The City of West Hollywood aims to continue leading the way for municipalities across the nation. The thing that’s changing more quickly than anything is technology. To respond, the City has created its WeHo Smart City initiative, which aims to holistically weave technology throughout the urban fabric as a means of enhancing its community’s quality of life.
The WeHo Smart City Strategic Plan is the first of its kind in the Los Angeles area and is one of only a handful of smart city strategic plans in the country. The plan sets forth a multi-phased roadmap to efficiently incorporate smart technologies, digital tools, and data analytics into City services for greater efficiency and enhanced customer service.
The WeHo Smart City initiative will build the capacity of West Hollywood City Hall to leverage technology for greater efficiency and improved experiences for community members by coordinating currently planned projects such as the creation of a municipal fiber network, which will provide the highest available level of data connectivity; the acquisition of light standards (street light poles) from Southern California Edison, which will create new opportunities for energy-saving LED and smart-sensor retrofits; and, the implementation of smart transit shelters, which will be enhanced with digital technologies to provide real-time information to public transportation users.
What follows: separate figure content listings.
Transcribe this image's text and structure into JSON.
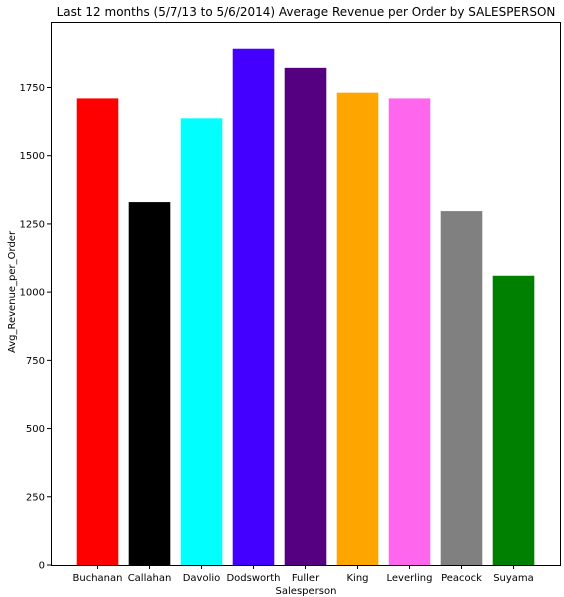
{
  "chart_data": {
    "type": "bar",
    "title": "Last 12 months (5/7/13 to 5/6/2014) Average Revenue per Order by SALESPERSON",
    "xlabel": "Salesperson",
    "ylabel": "Avg_Revenue_per_Order",
    "categories": [
      "Buchanan",
      "Callahan",
      "Davolio",
      "Dodsworth",
      "Fuller",
      "King",
      "Leverling",
      "Peacock",
      "Suyama"
    ],
    "values": [
      1710,
      1330,
      1637,
      1892,
      1822,
      1731,
      1710,
      1297,
      1060
    ],
    "colors": [
      "#ff0000",
      "#000000",
      "#00ffff",
      "#4400ff",
      "#550080",
      "#ffa500",
      "#ff66ee",
      "#808080",
      "#008000"
    ],
    "ylim": [
      0,
      1990
    ],
    "yticks": [
      0,
      250,
      500,
      750,
      1000,
      1250,
      1500,
      1750
    ],
    "grid": false,
    "legend": "none"
  }
}
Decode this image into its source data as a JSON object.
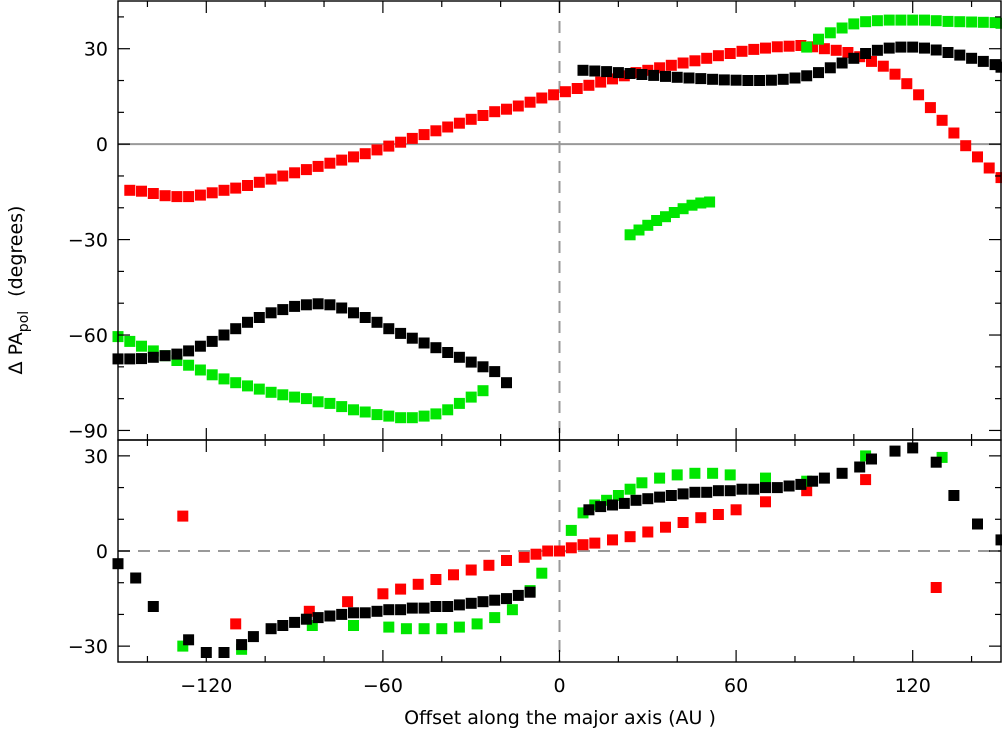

In 10 years, we hope to keep getting “more smart!” That, and having the Los Angeles Metro (subway system) expand into West Hollywood so we can truly connect to places throughout Los Angeles County. We are home to the Sunset Strip, Route 66 and LGBTQ bars and clubs on Santa Monica Boulevard and hot restaurants and shopping on Melrose and Robertson – and yet there isn’t a Metro stop in the City of West Hollywood. We need to change that!